You’ve premiered the first episode. Can it already be seen on the channels of La Veïnal?

We did the public presentation and it will soon be uploaded onto the website. The first chapter has been produced and the idea is to look for resources to produce the rest.


Do you have different channels? What channels exist and what will we find on them?

There are two alternatives on the platform. On the one hand, the content can be classified by subjects across all the channels. And, on the other hand, there are the channels that are in operation. We have the local holons: the Sant Andreu channel, the El Carmel channel and the Poble Sec channel, which is another local area where we’ve been active for three years. There’s the channel of the Favb, the Federation of Barcelona Residents’ Associations, with which we’ve been undertaking various processes for three years in which the residents’ associations themselves communicate through audiovisual. And the Acció Cultura Viva channel, which is one of the new channels which arose through a more alternative proposal of La Mercè with musicians who organize themselves to do this part of the festival. This group will then manage a music channel. And the feminist channel. At the moment we have these channels, which doesn’t mean that others won’t arise in relation to the themes of aid, social struggles, and many other things which already cut across all the channels. The active groups have a channel and they decide what they want to put on this channel, not us.

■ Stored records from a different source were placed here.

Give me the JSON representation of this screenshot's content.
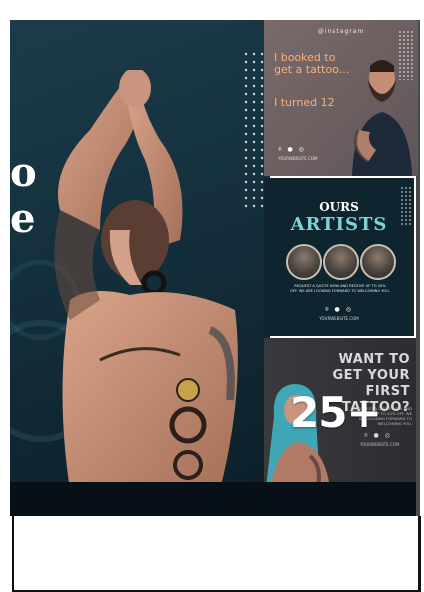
{
  "hero": {
    "side_text_line1": "o",
    "side_text_line2": "e"
  },
  "cards": {
    "booked": {
      "brand": "@instagram",
      "headline": "I booked to get a tattoo...",
      "punchline": "I turned 12",
      "social": "⌾ ● ◎",
      "site": "YOURWEBSITE.COM"
    },
    "artists": {
      "title_small": "OURS",
      "title_large": "ARTISTS",
      "description": "REQUEST A QUOTE NOW AND RECEIVE UP TO 20% OFF. WE ARE LOOKING FORWARD TO WELCOMING YOU.",
      "social": "⌾ ● ◎",
      "site": "YOURWEBSITE.COM"
    },
    "first_tattoo": {
      "headline": "WANT TO GET YOUR FIRST TATTOO?",
      "description": "REQUEST A QUOTE NOW AND RECEIVE UP TO 20% OFF. WE ARE LOOKING FORWARD TO WELCOMING YOU.",
      "social": "⌾ ● ◎",
      "site": "YOURWEBSITE.COM"
    }
  },
  "counter": "25+",
  "colors": {
    "hero_bg": "#1d3b4a",
    "accent_orange": "#f7b07a",
    "accent_teal": "#7fd2d6"
  }
}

In your experience, what is the most rewarding part of the project?

Working with people. In Teleduca we revitalize the Sant Andreu channel with the colleagues from Càmeres i acció and for me it’s been a very beautiful process in which people of different ages and diversities have been put in contact to create things together. Emotional and social links have been created which, for me, is what enriches me the most. For example, there are elderly people. There is one woman, Berta, who’s been admitted to hospital because she’s ill. She’s someone who starts crying when she explains that participating in this group has given her a new life. She’s 89 years old and never imagined that she was going to present a television programme, that she could record or do many other things that she’s doing. In the end, the most rewarding aspect of all is to see how people are empowered like this.


What are your future challenges and projects?

The main project is to continue with our local area growth. The next challenge that we have under way is El Raval. And the idea is to be able to have local growth in more neighbourhoods, but also in a cross-cutting manner in subjects such as feminism, which involve all the local areas. Another holon that has been active and that we now want to reactivate is that of labour rights. Groups of non-majority trade unions have made magazine programmes in which they have explained the different labour rights mobilizations that took place last year. The idea is to be able to continue activating these groups. And, on the other hand, we also want to expand the strategic participation of people who already take part in the holons. We’re going to hold an open assembly on the coming 20 November: an open plenary session in which the idea is that the local areas show us where it makes sense to advance with the project. One of the ideas, for example, which has already come up in the local areas and which we have to discuss, is to have a group which enhances the visibility of the situation of migrants.